2015年10月20日火曜日

ヒトリ主義night2015③ 2日目のこと

中庭からのヴィオ・パーク劇場
2日目、外は雨。
朝起きて今日やるセットリストについて考えていた。

1日目とは曲順も変えて、1日目にやらなかった曲を2曲入れる予定だった。

しかし、本当にこれでいいのか?

3人でいつも通り輪になって座って、「セットリストを考え直したい」と話を始めた。

実は、1日目にやらなかった2曲のうちの1曲はカバーで、アレンジもかなり練ったし、直前までかなり練習をしていて、リハまでしていた。(ちなみに吉田拓郎「今日までそして明日から」)

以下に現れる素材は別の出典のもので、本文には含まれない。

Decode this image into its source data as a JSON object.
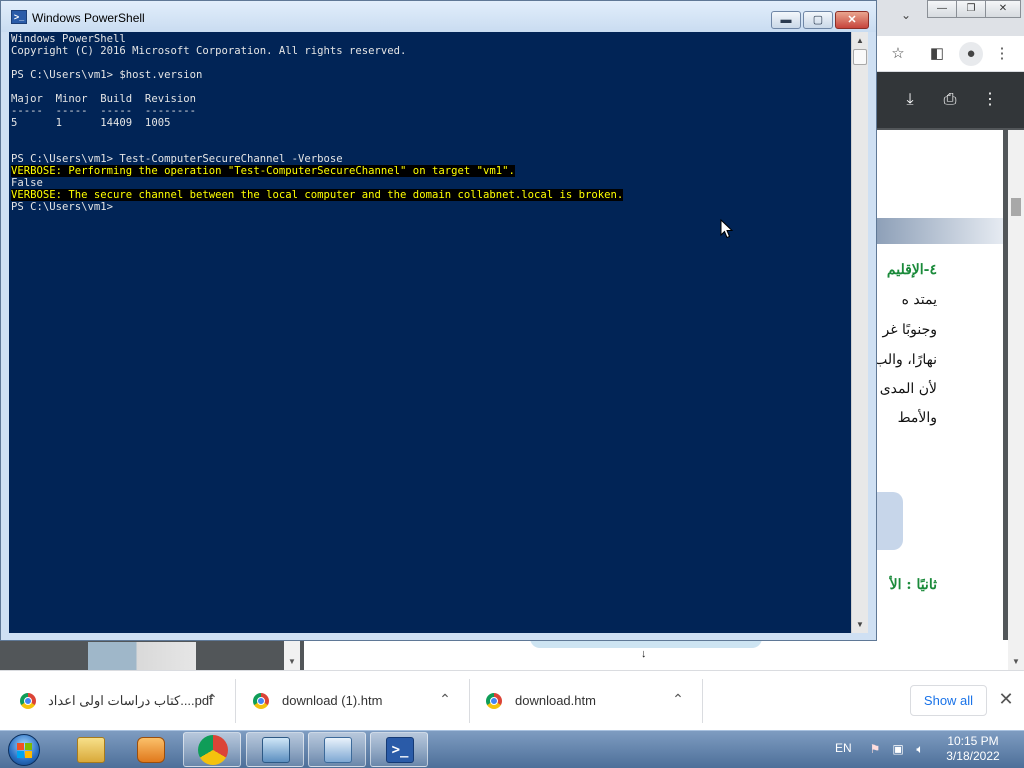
{
  "powershell": {
    "title": "Windows PowerShell",
    "buttons": {
      "minimize": "▬",
      "maximize": "▢",
      "close": "✕"
    },
    "console_lines": [
      {
        "text": "Windows PowerShell",
        "verbose": false
      },
      {
        "text": "Copyright (C) 2016 Microsoft Corporation. All rights reserved.",
        "verbose": false
      },
      {
        "text": "",
        "verbose": false
      },
      {
        "text": "PS C:\\Users\\vm1> $host.version",
        "verbose": false
      },
      {
        "text": "",
        "verbose": false
      },
      {
        "text": "Major  Minor  Build  Revision",
        "verbose": false
      },
      {
        "text": "-----  -----  -----  --------",
        "verbose": false
      },
      {
        "text": "5      1      14409  1005",
        "verbose": false
      },
      {
        "text": "",
        "verbose": false
      },
      {
        "text": "",
        "verbose": false
      },
      {
        "text": "PS C:\\Users\\vm1> Test-ComputerSecureChannel -Verbose",
        "verbose": false
      },
      {
        "text": "VERBOSE: Performing the operation \"Test-ComputerSecureChannel\" on target \"vm1\".",
        "verbose": true
      },
      {
        "text": "False",
        "verbose": false
      },
      {
        "text": "VERBOSE: The secure channel between the local computer and the domain collabnet.local is broken.",
        "verbose": true
      },
      {
        "text": "PS C:\\Users\\vm1>",
        "verbose": false
      }
    ],
    "colors": {
      "console_bg": "#012456",
      "text": "#e5e5e5",
      "verbose_fg": "#ffff00",
      "verbose_bg": "#000000"
    }
  },
  "chrome": {
    "pdf_page_lines": [
      {
        "text": "٤-الإقليم",
        "heading": true
      },
      {
        "text": "يمتد ه",
        "heading": false
      },
      {
        "text": "وجنوبًا غر",
        "heading": false
      },
      {
        "text": "نهارًا، والب",
        "heading": false
      },
      {
        "text": "لأن المدى ا",
        "heading": false
      },
      {
        "text": "والأمط",
        "heading": false
      },
      {
        "text": "ثانيًا : الأ",
        "heading": true
      }
    ]
  },
  "downloads": {
    "items": [
      {
        "name": "كتاب دراسات اولى اعداد....pdf"
      },
      {
        "name": "download (1).htm"
      },
      {
        "name": "download.htm"
      }
    ],
    "show_all": "Show all",
    "close": "✕"
  },
  "taskbar": {
    "language": "EN",
    "time": "10:15 PM",
    "date": "3/18/2022"
  }
}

カバーをやるというのはものすごく難しいことで、やっぱりその曲をやる絶対的な理由が必要だと思う。
だから、選曲もかなり考えてやっと決まったものだった。
さらに、そこから自分たちの表現としていかにやれるのかを考えるのも本当に難しかった。
本番1週間前にやっとアレンジが決まって、愛着もあった。

しかし1日目が終わって、この場だからこそ自分の言葉で歌いたいという気持ちがあったのだ。

3人で話し始めて、それぞれの気持ちを出し合ったけれど、数時間話してもなかなか答えは出なかった。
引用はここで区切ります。